Sasse hasn’t become weepy or sentimental. He’s not seeking sympathy. That is part of what makes his witness striking. He is still funny, still argumentative, still interested in politics, higher education, artificial intelligence, liberal arts, and the future of the country. Like a man who has all the time in the world. But the hierarchy has changed. The permanent things have moved to the front.

“My cancer diagnosis is a touch of grace, because it forces me to tell the truth.”

Ben Sasse

In the New York Times interview, Sasse is a picture of grace and humility, dressed in a Nebraska cornhuskers ball cap and a run-of-the-mill flannel shirt. He sports a broad smile, even as he bleeds from nearly every pore on his face.

He admits that, despite his deep and unwavering faith, he is at peace but not ready to die. He would rather live. He would rather walk his daughters down the aisle. He would rather raise his son to be a man. He would rather have more years with Melissa.

And yet he is not raging at God. His faith has given him a vocabulary for suffering. Words like repentance, finitude, resurrection, hope. He believes death is the final enemy on earth, but not the final chapter. When asked if he will miss his wife, he answers with the wisdom of a man sure of where he is going: “we are going to be apart for a time.”

“We've stopped making babies. We've decided that being distracted by a dopamine hit around Candy Crush might be a good way to spend your time. Not if you're a full human."

Ben Sasse

So Ben Sasse is dying in public, though he didn’t plan it that way. He is using the time left to speak about the things that matter. Honor the Sabbath. Eat dinner together. Take fewer business trips. Build stronger families. Tell the truth. Love what is near.

I don’t know anything about Ben Sasse politically and, more importantly, I don’t care. What I see in him is exactly what we are missing today. A man full of wisdom, a man who isn’t playing games. A man who has nothing to lose as his life has already been taken from him.

“My diagnosis is a “touch of grace” that forces me to confront my own finitude, rather than believing I am the center of everything.”

Ben Sasse

A lot of people are asking why more politicians are not like Ben Sasse. Because voters will not elect them, that’s why. People say they care about character, but most don’t vote that way. Instead, we vote party line, ideology, self-interest, or against a perceived enemy. How can we expect our leaders to embody higher levels of virtue if a we don’t make personal character a red line? It seems that we get the leaders we deserve.

The death sentence has not made him smaller. It has made him bolder, sharper. A farm kid from Nebraska. A scholar, a senator, a college president, and finally a dying man seeking to teach us about living. And we are all better for it.

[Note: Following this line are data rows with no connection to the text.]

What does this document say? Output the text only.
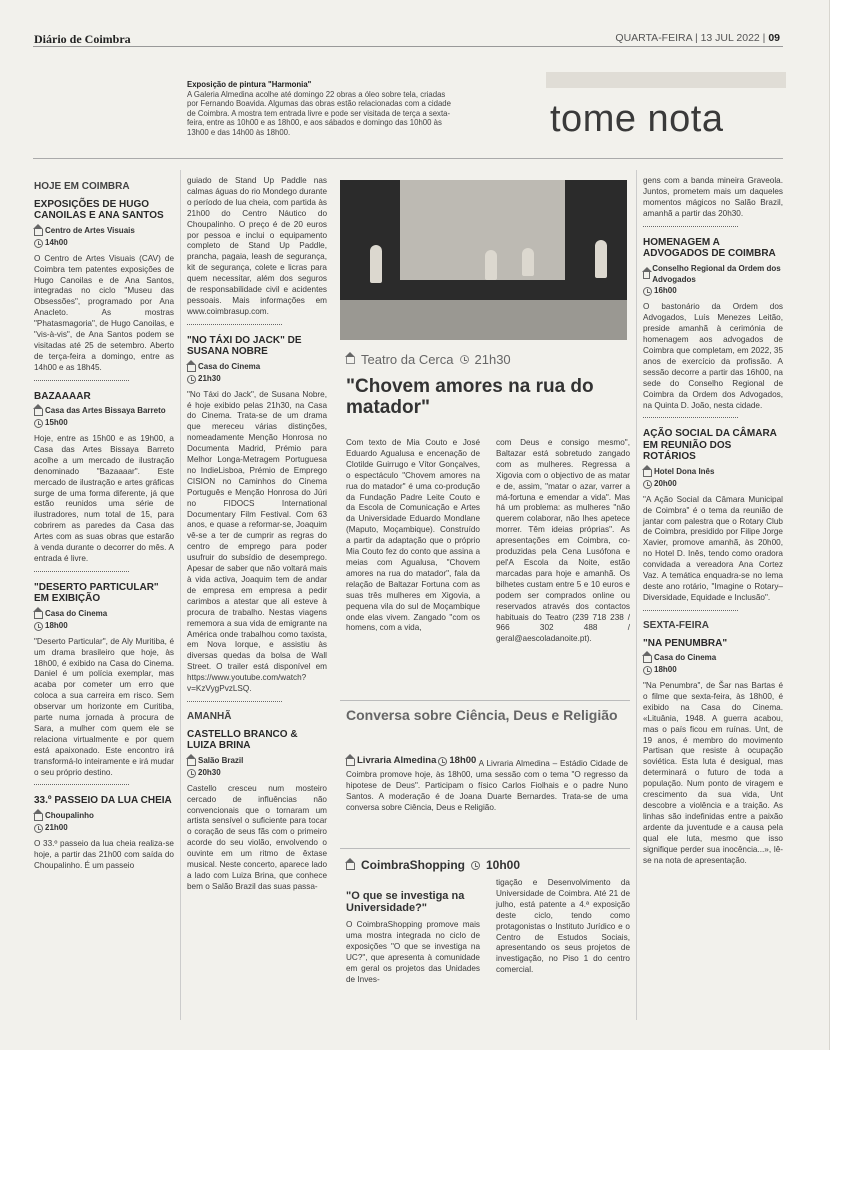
Diário de Coimbra	QUARTA-FEIRA | 13 JUL 2022 | 09
Exposição de pintura "Harmonia"
A Galeria Almedina acolhe até domingo 22 obras a óleo sobre tela, criadas por Fernando Boavida. Algumas das obras estão relacionadas com a cidade de Coimbra. A mostra tem entrada livre e pode ser visitada de terça a sexta-feira, entre as 10h00 e as 18h00, e aos sábados e domingo das 10h00 às 13h00 e das 14h00 às 18h00.	tome nota
HOJE EM COIMBRA
EXPOSIÇÕES DE HUGO CANOILAS E ANA SANTOS
Centro de Artes Visuais
14h00

O Centro de Artes Visuais (CAV) de Coimbra tem patentes exposições de Hugo Canoilas e de Ana Santos, integradas no ciclo "Museu das Obsessões", programado por Ana Anacleto. As mostras "Phatasmagoria", de Hugo Canoilas, e "vis-à-vis", de Ana Santos podem se visitadas até 25 de setembro. Aberto de terça-feira a domingo, entre as 14h00 e as 18h45.

BAZAAAAR
Casa das Artes Bissaya Barreto
15h00

Hoje, entre as 15h00 e as 19h00, a Casa das Artes Bissaya Barreto acolhe a um mercado de ilustração denominado "Bazaaaar". Este mercado de ilustração e artes gráficas surge de uma forma diferente, já que estão reunidos uma série de ilustradores, num total de 15, para cobrirem as paredes da Casa das Artes com as suas obras que estarão à venda durante o decorrer do mês. A entrada é livre.

"DESERTO PARTICULAR" EM EXIBIÇÃO
Casa do Cinema
18h00

"Deserto Particular", de Aly Muritiba, é um drama brasileiro que hoje, às 18h00, é exibido na Casa do Cinema. Daniel é um polícia exemplar, mas acaba por cometer um erro que coloca a sua carreira em risco. Sem observar um horizonte em Curitiba, parte numa jornada à procura de Sara, a mulher com quem ele se relaciona virtualmente e por quem está apaixonado. Este encontro irá transformá-lo inteiramente e irá mudar o seu próprio destino.

33.º PASSEIO DA LUA CHEIA
Choupalinho
21h00

O 33.º passeio da lua cheia realiza-se hoje, a partir das 21h00 com saída do Choupalinho. É um passeio

guiado de Stand Up Paddle nas calmas águas do rio Mondego durante o período de lua cheia, com partida às 21h00 do Centro Náutico do Choupalinho. O preço é de 20 euros por pessoa e inclui o equipamento completo de Stand Up Paddle, prancha, pagaia, leash de segurança, kit de segurança, colete e licras para quem necessitar, além dos seguros de responsabilidade civil e acidentes pessoais. Mais informações em www.coimbrasup.com.

"NO TÁXI DO JACK" DE SUSANA NOBRE
Casa do Cinema
21h30

"No Táxi do Jack", de Susana Nobre, é hoje exibido pelas 21h30, na Casa do Cinema. Trata-se de um drama que mereceu várias distinções, nomeadamente Menção Honrosa no Documenta Madrid, Prémio para Melhor Longa-Metragem Portuguesa no IndieLisboa, Prémio de Emprego CISION no Caminhos do Cinema Português e Menção Honrosa do Júri no FIDOCS International Documentary Film Festival. Com 63 anos, e quase a reformar-se, Joaquim vê-se a ter de cumprir as regras do centro de emprego para poder usufruir do subsídio de desemprego. Apesar de saber que não voltará mais à vida activa, Joaquim tem de andar de empresa em empresa a pedir carimbos a atestar que ali esteve à procura de trabalho. Nestas viagens rememora a sua vida de emigrante na América onde trabalhou como taxista, em Nova Iorque, e assistiu às diversas quedas da bolsa de Wall Street. O trailer está disponível em https://www.youtube.com/watch?v=KzVygPvzLSQ.

AMANHÃ
CASTELLO BRANCO & LUIZA BRINA
Salão Brazil
20h30

Castello cresceu num mosteiro cercado de influências não convencionais que o tornaram um artista sensível o suficiente para tocar o coração de seus fãs com o primeiro acorde do seu violão, envolvendo o ouvinte em um ritmo de êxtase musical. Neste concerto, aparece lado a lado com Luiza Brina, que conhece bem o Salão Brazil das suas passa-

Teatro da Cerca 21h30
"Chovem amores na rua do matador"
Com texto de Mia Couto e José Eduardo Agualusa e encenação de Clotilde Guirrugo e Vítor Gonçalves, o espectáculo "Chovem amores na rua do matador" é uma co-produção da Fundação Padre Leite Couto e da Escola de Comunicação e Artes da Universidade Eduardo Mondlane (Maputo, Moçambique). Construído a partir da adaptação que o próprio Mia Couto fez do conto que assina a meias com Agualusa, "Chovem amores na rua do matador", fala da relação de Baltazar Fortuna com as suas três mulheres em Xigovia, a pequena vila do sul de Moçambique onde elas vivem. Zangado "com os homens, com a vida,
com Deus e consigo mesmo", Baltazar está sobretudo zangado com as mulheres. Regressa a Xigovia com o objectivo de as matar e de, assim, "matar o azar, varrer a má-fortuna e emendar a vida". Mas há um problema: as mulheres "não querem colaborar, não lhes apetece morrer. Têm ideias próprias". As apresentações em Coimbra, co-produzidas pela Cena Lusófona e pel'A Escola da Noite, estão marcadas para hoje e amanhã. Os bilhetes custam entre 5 e 10 euros e podem ser comprados online ou reservados através dos contactos habituais do Teatro (239 718 238 / 966 302 488 / geral@aescoladanoite.pt).
Conversa sobre Ciência, Deus e Religião
Livraria Almedina 18h00 A Livraria Almedina – Estádio Cidade de Coimbra promove hoje, às 18h00, uma sessão com o tema "O regresso da hipotese de Deus". Participam o físico Carlos Fiolhais e o padre Nuno Santos. A moderação é de Joana Duarte Bernardes. Trata-se de uma conversa sobre Ciência, Deus e Religião.
CoimbraShopping 10h00
"O que se investiga na Universidade?"
O CoimbraShopping promove mais uma mostra integrada no ciclo de exposições "O que se investiga na UC?", que apresenta à comunidade em geral os projetos das Unidades de Inves-
tigação e Desenvolvimento da Universidade de Coimbra. Até 21 de julho, está patente a 4.ª exposição deste ciclo, tendo como protagonistas o Instituto Jurídico e o Centro de Estudos Sociais, apresentando os seus projetos de investigação, no Piso 1 do centro comercial.

gens com a banda mineira Graveola. Juntos, prometem mais um daqueles momentos mágicos no Salão Brazil, amanhã a partir das 20h30.

HOMENAGEM A ADVOGADOS DE COIMBRA
Conselho Regional da Ordem dos Advogados
16h00

O bastonário da Ordem dos Advogados, Luís Menezes Leitão, preside amanhã à cerimónia de homenagem aos advogados de Coimbra que completam, em 2022, 35 anos de exercício da profissão. A sessão decorre a partir das 16h00, na sede do Conselho Regional de Coimbra da Ordem dos Advogados, na Quinta D. João, nesta cidade.

AÇÃO SOCIAL DA CÂMARA EM REUNIÃO DOS ROTÁRIOS
Hotel Dona Inês
20h00

"A Ação Social da Câmara Municipal de Coimbra" é o tema da reunião de jantar com palestra que o Rotary Club de Coimbra, presidido por Filipe Jorge Xavier, promove amanhã, às 20h00, no Hotel D. Inês, tendo como oradora convidada a vereadora Ana Cortez Vaz. A temática enquadra-se no lema deste ano rotário, "Imagine o Rotary–Diversidade, Equidade e Inclusão".

SEXTA-FEIRA
"NA PENUMBRA"
Casa do Cinema
18h00

"Na Penumbra", de Šar nas Bartas é o filme que sexta-feira, às 18h00, é exibido na Casa do Cinema. «Lituânia, 1948. A guerra acabou, mas o país ficou em ruínas. Unt, de 19 anos, é membro do movimento Partisan que resiste à ocupação soviética. Esta luta é desigual, mas determinará o futuro de toda a população. Num ponto de viragem e crescimento da sua vida, Unt descobre a violência e a traição. As linhas são indefinidas entre a paixão ardente da juventude e a causa pela qual ele luta, mesmo que isso signifique perder sua inocência...», lê-se na nota de apresentação.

Imagine if each of us were given a few weeks to experience the wisdom of the dying. A few weeks to focus only on what really matters when time runs short.

The final chapter is not the end of the Ben Sasse story, but the beginning of the next book. A book focused on the legacy he leaves behind—in the people he has reached and in the things in life that really matter when time runs short.